The palliative care capacity of responding social workers in Flanders, defined as their “ability to perform generic and discipline-specific tasks in palliative care,” is limited to tasks related to client assessment and referral. However, as their potential role extends beyond these tasks, future research should examine the most feasible and acceptable strategies to expand the role of social workers so they can fully address the social dimension of palliative care and engage in politicising work. An expanded social work role and increased involvement of social workers would contribute to a holistic and multidimensional approach to palliative care practice. Nevertheless, this study points to a need to increase the competencies of social workers for tasks associated with this role and to address relevant contextual factors that prevent social workers from performing these tasks.

Data Availability

The quantitative data are currently available upon request from the corresponding author and they will be made available in a depository. Access to the qualitative data is restricted for privacy reasons as focus group participants could potentially be recognised and traced.

Additional Points

What is known about this topic? (i) Social workers are well-positioned to make meaningful contributions in palliative care. (ii) Social workers are inadequately involved in daily palliative care practice.
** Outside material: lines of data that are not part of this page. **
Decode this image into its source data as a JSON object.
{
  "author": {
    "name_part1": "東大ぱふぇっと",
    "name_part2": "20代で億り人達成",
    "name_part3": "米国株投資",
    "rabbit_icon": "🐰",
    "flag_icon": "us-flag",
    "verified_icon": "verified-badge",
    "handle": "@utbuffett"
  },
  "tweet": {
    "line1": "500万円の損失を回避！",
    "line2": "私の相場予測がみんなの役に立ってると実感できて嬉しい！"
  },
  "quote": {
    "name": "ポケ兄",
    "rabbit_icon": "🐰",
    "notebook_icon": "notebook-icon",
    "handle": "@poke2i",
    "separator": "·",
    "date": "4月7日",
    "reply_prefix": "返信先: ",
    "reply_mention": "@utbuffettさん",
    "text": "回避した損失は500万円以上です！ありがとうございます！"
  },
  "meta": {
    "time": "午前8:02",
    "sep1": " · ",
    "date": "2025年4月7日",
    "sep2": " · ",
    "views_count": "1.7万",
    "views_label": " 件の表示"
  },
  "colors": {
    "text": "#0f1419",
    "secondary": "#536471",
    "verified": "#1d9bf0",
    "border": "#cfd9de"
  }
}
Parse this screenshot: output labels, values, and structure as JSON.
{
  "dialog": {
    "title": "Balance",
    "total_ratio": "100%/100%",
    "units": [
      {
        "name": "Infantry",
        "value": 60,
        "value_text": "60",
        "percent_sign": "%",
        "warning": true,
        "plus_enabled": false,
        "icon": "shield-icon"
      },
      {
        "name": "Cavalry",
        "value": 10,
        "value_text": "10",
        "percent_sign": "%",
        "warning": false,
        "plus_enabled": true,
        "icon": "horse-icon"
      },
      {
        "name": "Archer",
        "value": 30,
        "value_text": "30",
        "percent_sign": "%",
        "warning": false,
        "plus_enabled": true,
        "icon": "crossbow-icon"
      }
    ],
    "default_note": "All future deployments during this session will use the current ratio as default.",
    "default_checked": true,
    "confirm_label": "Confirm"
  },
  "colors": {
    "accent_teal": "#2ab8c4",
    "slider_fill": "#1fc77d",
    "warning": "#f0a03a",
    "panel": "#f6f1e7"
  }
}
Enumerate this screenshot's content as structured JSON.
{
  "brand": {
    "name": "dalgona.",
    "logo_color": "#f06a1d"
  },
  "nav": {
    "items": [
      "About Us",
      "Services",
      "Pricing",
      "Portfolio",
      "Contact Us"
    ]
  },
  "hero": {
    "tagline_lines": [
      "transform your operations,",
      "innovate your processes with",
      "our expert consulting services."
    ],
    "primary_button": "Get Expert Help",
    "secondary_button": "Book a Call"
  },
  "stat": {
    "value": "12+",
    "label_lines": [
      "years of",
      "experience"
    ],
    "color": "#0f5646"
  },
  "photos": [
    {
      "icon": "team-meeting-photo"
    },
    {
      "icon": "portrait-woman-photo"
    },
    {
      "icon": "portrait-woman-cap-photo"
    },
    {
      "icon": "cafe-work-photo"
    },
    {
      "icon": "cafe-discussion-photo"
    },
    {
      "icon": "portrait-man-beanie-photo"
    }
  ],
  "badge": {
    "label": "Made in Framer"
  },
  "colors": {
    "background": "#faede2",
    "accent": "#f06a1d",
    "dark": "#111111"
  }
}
What this paper adds? (i) This study contributes to the literature on the potential role and actual involvement of social workers in palliative care. (ii) This study shows that responding social workers in Flanders primarily perform tasks related to client assessment and referral, while their potential role extends beyond these tasks. (iii) We suggest that expanding the role of social workers would contribute to a more holistic and multidimensional approach to palliative care.

Disclosure

This study is part of the project “CAPACITY: Flanders Project to Develop Capacity in Palliative Care Across Society,” a collaboration between Vrije Universiteit Brussel, Ghent University, and the University of Leuven, Belgium.

Conflicts of Interest

The authors declare that there are no conflicts of interest with respect to the research, authorship, and/or publication of this article.

Authors’ Contributions

All authors participated in the discussion on the design of this study, data collection, and data analysis procedures. BT was primarily responsible for implementing data collection and data analysis procedures and conducted the main writing process of this article. All authors provided feedback on the interim results of the data analysis, critically revised the different versions of the manuscript, and read and approved the final manuscript.

Acknowledgments

This research was supported by the Research Foundation-Flanders, file number S002219N.